After Libya, the UN Must Adopt a More Reasonable Approach to Post Conflict Resolutions

Those expecting UN Secretary General, Ban Ki-moon to use his second term as a period of quiet consolidation, before beginning the slow process of winding down, were in for a surprise as the New Year began.

Those expecting UN Secretary General, Ban Ki-moon to use his second term as a period of quiet consolidation, before beginning the slow process of winding down, were in for a surprise as the New Year began.

The 67 year old instead announced his priorities, aimed primarily at fostering the Arab Spring and helping the process of democratisation globally. Ambitious, as well as risky, Ban has the confidence of knowing that he will not have to seek election again, and he also knows that his agenda is both hugely relevant and popular. The Secretary General has nailed his colours to the mast as essentially a 'man of the people'.

Beleaguered despots throughout the Middle East and beyond now know that the United Nations will not be silent when the human rights of their citizens are abused. And Ban has not been slow in defending the record of the United Nations in Libya, particularly Resolution 1973. Had the UN Security Council, under Ban's leadership, not moved to institute that resolution and 'Responsibility to Protect', Colonel Gadaffi would have likely proceeded with his threat to dismantle Libya's second city, Benghazi, brick by brick.

For the record UN Security Council Resolution 1973 passed with 10 votes in favour, with five abstentions (Brazil, China, Germany, India, Russian Federation). It authorised member States to take all necessary measures to protect civilians under threat of attack in the country, including Benghazi, while excluding a foreign occupation force of any form on any part of Libyan territory. It also requested those countries taking military action individually or collectively "to immediately inform the Secretary-General of such measures". Furthermore the resolution requested "that Member States should inform the Secretary-General immediately of the measures they take" and UN teams "will assess conditions and advise on humanitarian needs and threats in all areas affected by the conflict."

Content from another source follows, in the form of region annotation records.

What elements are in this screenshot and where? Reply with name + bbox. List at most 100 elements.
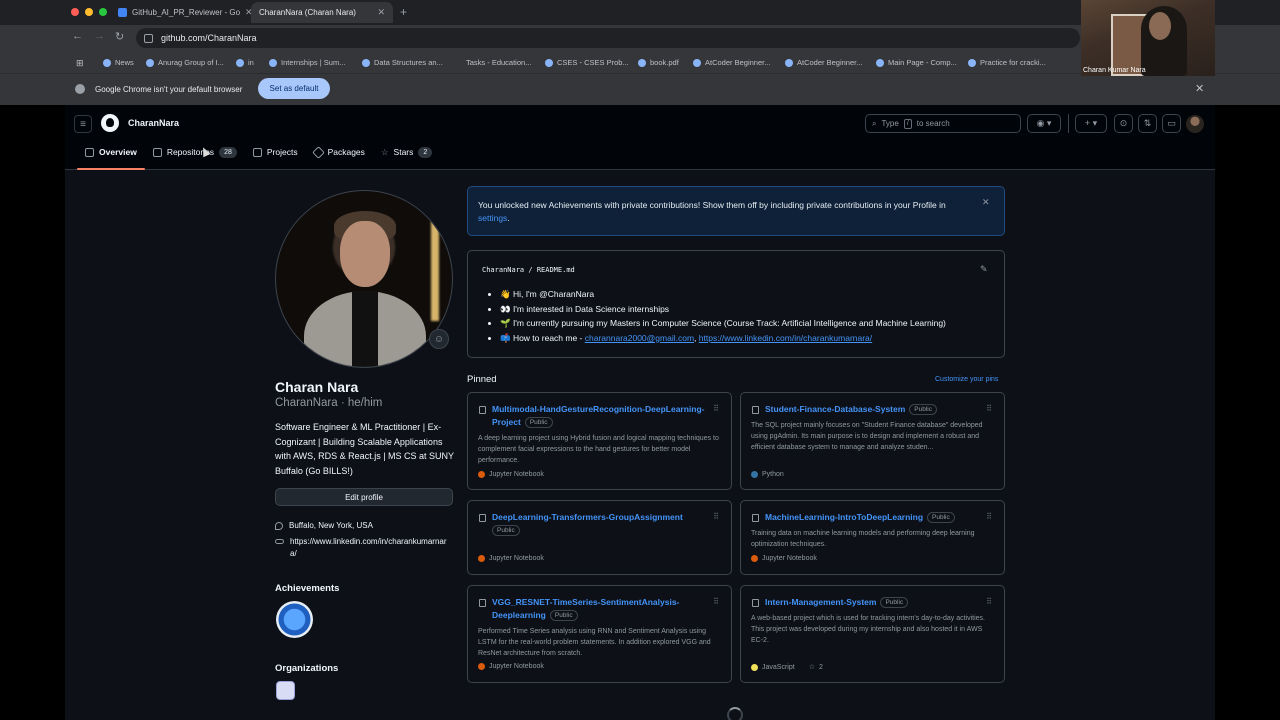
apps-grid-icon[interactable]: ⊞ — [76, 58, 84, 69]
drag-handle-icon[interactable]: ⠿ — [713, 404, 719, 413]
repo-icon — [752, 406, 759, 414]
repo-icon — [479, 514, 486, 522]
bookmark-favicon-icon — [785, 58, 793, 67]
readme-path: CharanNara / README.md — [482, 266, 575, 274]
customize-pins-link[interactable]: Customize your pins — [935, 376, 998, 383]
achievement-badge-icon[interactable] — [276, 601, 313, 638]
drag-handle-icon[interactable]: ⠿ — [986, 597, 992, 606]
star-icon[interactable]: ☆ — [809, 663, 815, 671]
loading-spinner-icon — [727, 707, 743, 720]
close-window-button[interactable] — [71, 8, 79, 16]
language-color-dot — [478, 663, 485, 670]
set-status-smiley-icon[interactable]: ☺ — [429, 329, 449, 349]
language-color-dot — [751, 555, 758, 562]
pull-requests-icon[interactable]: ⇅ — [1138, 114, 1157, 133]
language-color-dot — [478, 555, 485, 562]
tab-packages[interactable]: Packages — [306, 141, 373, 163]
bookmark-cses[interactable]: CSES - CSES Prob... — [545, 58, 629, 67]
repo-title-link[interactable]: VGG_RESNET-TimeSeries-SentimentAnalysis-… — [492, 597, 679, 620]
drag-handle-icon[interactable]: ⠿ — [713, 512, 719, 521]
bookmark-news[interactable]: News — [103, 58, 134, 67]
email-link[interactable]: charannara2000@gmail.com — [585, 333, 694, 343]
tab-stars[interactable]: ☆ Stars 2 — [373, 141, 440, 163]
language-color-dot — [478, 471, 485, 478]
book-icon — [85, 147, 94, 157]
profile-avatar[interactable] — [275, 190, 453, 368]
bookmark-data-structures[interactable]: Data Structures an... — [362, 58, 443, 67]
pinned-heading: Pinned — [467, 374, 497, 385]
issues-icon[interactable]: ⊙ — [1114, 114, 1133, 133]
repo-title-link[interactable]: Student-Finance-Database-System — [765, 404, 905, 414]
profile-location: Buffalo, New York, USA — [275, 520, 373, 532]
bookmark-internships[interactable]: Internships | Sum... — [269, 58, 345, 67]
edit-profile-button[interactable]: Edit profile — [275, 488, 453, 506]
tab-close-icon[interactable]: ✕ — [377, 7, 385, 18]
repo-title-link[interactable]: Multimodal-HandGestureRecognition-DeepLe… — [492, 404, 705, 427]
address-bar[interactable]: github.com/CharanNara — [136, 28, 1080, 48]
visibility-badge: Public — [880, 597, 909, 608]
bookmark-main-page[interactable]: Main Page - Comp... — [876, 58, 957, 67]
banner-close-icon[interactable]: ✕ — [982, 197, 990, 208]
tab-projects[interactable]: Projects — [245, 141, 306, 163]
repo-language: Python — [751, 471, 784, 478]
achievements-banner: You unlocked new Achievements with priva… — [467, 186, 1005, 236]
bookmark-practice[interactable]: Practice for cracki... — [968, 58, 1046, 67]
drag-handle-icon[interactable]: ⠿ — [986, 404, 992, 413]
search-input[interactable]: ⌕ Type / to search — [865, 114, 1021, 133]
bookmark-anurag[interactable]: Anurag Group of I... — [146, 58, 224, 67]
infobar-message: Google Chrome isn't your default browser — [95, 85, 243, 94]
pinned-repo-card: DeepLearning-Transformers-GroupAssignmen… — [467, 500, 732, 575]
bookmark-favicon-icon — [693, 58, 701, 67]
inbox-icon[interactable]: ▭ — [1162, 114, 1181, 133]
infobar-close-icon[interactable]: ✕ — [1195, 82, 1204, 95]
set-as-default-button[interactable]: Set as default — [258, 78, 330, 99]
visibility-badge: Public — [909, 404, 938, 415]
copilot-icon[interactable]: ◉ ▾ — [1027, 114, 1061, 133]
repo-language: Jupyter Notebook — [478, 471, 544, 478]
bookmark-atcoder-1[interactable]: AtCoder Beginner... — [693, 58, 770, 67]
visibility-badge: Public — [524, 417, 553, 428]
repo-title-link[interactable]: MachineLearning-IntroToDeepLearning — [765, 512, 923, 522]
tab-repositories[interactable]: Repositories 28 — [145, 141, 245, 163]
star-count[interactable]: 2 — [819, 664, 823, 671]
bookmark-favicon-icon — [876, 58, 884, 67]
repositories-count: 28 — [219, 146, 237, 158]
new-tab-icon[interactable]: + — [400, 5, 407, 19]
menu-icon[interactable]: ≡ — [74, 115, 92, 133]
user-avatar-icon[interactable] — [1186, 115, 1204, 133]
repo-language: JavaScript ☆ 2 — [751, 663, 823, 671]
drag-handle-icon[interactable]: ⠿ — [986, 512, 992, 521]
bookmark-atcoder-2[interactable]: AtCoder Beginner... — [785, 58, 862, 67]
tab-github-ai-pr-reviewer[interactable]: GitHub_AI_PR_Reviewer - Go ✕ — [110, 2, 253, 23]
tab-charannara[interactable]: CharanNara (Charan Nara) ✕ — [251, 2, 393, 116]
bookmark-in[interactable]: in — [236, 58, 254, 67]
list-item: 👀 I'm interested in Data Science interns… — [500, 302, 946, 317]
profile-website[interactable]: https://www.linkedin.com/in/charankumarn… — [275, 536, 453, 560]
repo-title-link[interactable]: DeepLearning-Transformers-GroupAssignmen… — [492, 512, 683, 522]
github-logo-icon[interactable] — [101, 114, 119, 132]
tab-favicon-icon — [118, 8, 127, 17]
repo-description: A web-based project which is used for tr… — [751, 615, 986, 644]
site-info-icon[interactable] — [144, 33, 153, 43]
bookmark-favicon-icon — [269, 58, 277, 67]
language-color-dot — [751, 663, 758, 671]
reload-icon[interactable]: ↻ — [115, 30, 124, 43]
repo-icon — [152, 147, 162, 157]
bookmark-tasks[interactable]: Tasks - Education... — [466, 58, 531, 67]
drag-handle-icon[interactable]: ⠿ — [713, 597, 719, 606]
link-icon — [275, 539, 284, 544]
organization-avatar-icon[interactable] — [276, 681, 295, 700]
chrome-icon — [75, 84, 85, 94]
pencil-edit-icon[interactable]: ✎ — [980, 264, 988, 275]
bookmark-book-pdf[interactable]: book.pdf — [638, 58, 679, 67]
maximize-window-button[interactable] — [99, 8, 107, 16]
header-username[interactable]: CharanNara — [128, 118, 179, 128]
tab-overview[interactable]: Overview — [77, 141, 145, 170]
create-new-icon[interactable]: + ▾ — [1075, 114, 1107, 133]
forward-icon[interactable]: → — [94, 30, 105, 42]
back-icon[interactable]: ← — [72, 30, 83, 42]
linkedin-link[interactable]: https://www.linkedin.com/in/charankumarn… — [699, 333, 872, 343]
repo-title-link[interactable]: Intern-Management-System — [765, 597, 876, 607]
minimize-window-button[interactable] — [85, 8, 93, 16]
settings-link[interactable]: settings — [478, 213, 507, 223]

The military success of NATO in Libya does not mean that the UN will necessarily countenance similar tactics in altogether more complex Syria. Nor is Secretary General Ban Ki-moon and the UN going to allow itself to be conveniently shoe horned into being depicted as agents for forcible regime change. Libya was in some respects a special case. However, what is apparent is that despite the UN's best endeavours Libya remains an unstable state and is still a threat to itself and the wider international community. The towns and oilfields are now littered with even more lethal unexploded ordinance than that which still remains from World War Two.

And this is where the UN's post conflict dilemma lies; how does it determine the likely long term effect of Resolution 1973? How much thought and planning has gone into cleaning up after the conflict has taken place? And what can the UN do to encourage the international community, and specifically members of the UN Security Council to destroy unexploded mines and bombs and collect the guns and ammunition before they end up in another giant arms bazaar?

In the case of Libya very little has been done to prevent weapons getting into the wrong hands. "We have been one of the main beneficiaries of the revolutions in the Arab world," Mokhtar Belmokhtar, a leader of the north Africa based Al Qaeda in the Islamic Maghreb [AQIM], told the Mauritanian news agency ANI. He made this claim days after the United Nations Security Council unanimously adopted a resolution calling on Libya and its neighbours to secure the loose weapons - including some 20,000 man-portable surface-to-air missiles - before they fell into the hands of terrorists. The resolution specifically mentioned AQIM as a dangerous potential beneficiary.

Perhaps today's political leaders need to understand that while the military option may be an option of last resort, it is nonetheless a political decision that authorises military action. It follows that political leaders should therefore take responsibility for clearing up after they have achieved their military objectives. And if they don't, the United Nations needs to be able to ensure that they do.

Sadly, now that the UN mission in Libya has apparently been accomplished, the Libya Contact Group partners seem more eager to claim their economic spoils. France's Total has been promised to double their share of Libyan oil to 35%, Italy's Eni has provided Libya with a new Oil Minister and Anglo-America's BP and Exxon Mobil are ready to get for major expansion.

While the large Western corporations move back into Libya, Libyans seem unlikely to hand in weapons or help remove mines that protect their townships until their overall safety and security situation has been improved.

Until this does begin to happen Libyan civilians and foreign oil company workers will remain at risk and the country's economic recovery will remain on hold until the land is cleared of unwanted weapons and armed militias. Offering Western expertise in conflict resolution is unlikely to be taken remotely seriously by ordinary Libyans.

In light of the lessons learned by Libya's Arab Spring, it is now time that UN member states adopt a more responsible approach to the aftermath of UN resolutions that authorise military action and post conflict resolution.

That approach may have to come from UN Secretary General Ban Ki-moon who is not afraid of showing leadership and sometimes spelling out some uncomfortable truths.